Note that Amphibian Species of the World calls this D. amphileucus but AmphibiaWeb calls it D. amphileucas. Currently Google shows about ten times as many results for the former, so I'm going with that for now.

Unicoi State Park, White County, GeorgiaMay 6, 2004
Southern Blackbelly Salamander (Desmognathus amphileucus)
I spent ten minutes or so trying to get this hyperactive salamander to sit still for a photograph. I found it under a rock at the edge of a stream. As soon as it was exposed, it leaped into the water, floated downstream about four or five feet, then lodged itself beneath an underwater rock. I then moved the new cover rock to expose it again, tried to grab it, and watched it flop and wriggle out of my hands and back into the stream. This slapstick adventure was repeated several times before we made a truce: it agreed to sit still on the shore for no more than ten seconds if I agreed to stop bothering it.
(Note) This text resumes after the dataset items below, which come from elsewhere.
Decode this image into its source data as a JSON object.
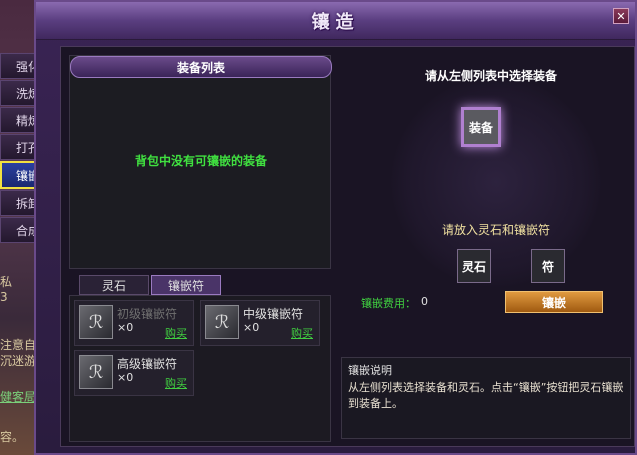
{
  "window": {
    "title": "镶造",
    "close_icon": "close-icon"
  },
  "left_menu": [
    "强化",
    "洗炼",
    "精炼",
    "打孔",
    "镶嵌",
    "拆卸",
    "合成"
  ],
  "left_side": {
    "chat_tab": "私",
    "chat_num": "3",
    "line1": "注意自我",
    "line2": "沉迷游戏",
    "link": "健客局游戏",
    "line3": "容。"
  },
  "equip_list": {
    "header": "装备列表",
    "empty_message": "背包中没有可镶嵌的装备"
  },
  "tabs": [
    "灵石",
    "镶嵌符"
  ],
  "stones": [
    {
      "name": "初级镶嵌符",
      "count": "×0",
      "buy": "购买",
      "dim": true
    },
    {
      "name": "中级镶嵌符",
      "count": "×0",
      "buy": "购买",
      "dim": false
    },
    {
      "name": "高级镶嵌符",
      "count": "×0",
      "buy": "购买",
      "dim": false
    }
  ],
  "right": {
    "instruction": "请从左侧列表中选择装备",
    "equip_slot": "装备",
    "place_hint": "请放入灵石和镶嵌符",
    "slot_stone": "灵石",
    "slot_rune": "符",
    "fee_label": "镶嵌费用：",
    "fee_value": "0",
    "embed_button": "镶嵌"
  },
  "description": {
    "title": "镶嵌说明",
    "text": "从左侧列表选择装备和灵石。点击“镶嵌”按钮把灵石镶嵌到装备上。"
  },
  "colors": {
    "accent_green": "#40d040",
    "highlight_yellow": "#f0e040",
    "button_orange": "#e09a40"
  }
}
Yellow Branch Falls Trail, Oconee County, South CarolinaApril 10, 2013
Southern Blackbelly Salamander (Desmognathus amphileucus)
I was unsuccessfully trying to locate a small frog that I had seen hop into the water when I noticed this mostly-submerged salamander out of the corner of my eye.

I had originally identified this as Desmognathus fuscus but salamander expert Todd Pierson set me straight on iNaturalist and ID'ed it as D. quadramaculatus. Later still that species was split into four, pushing this observation into D. amphileucus.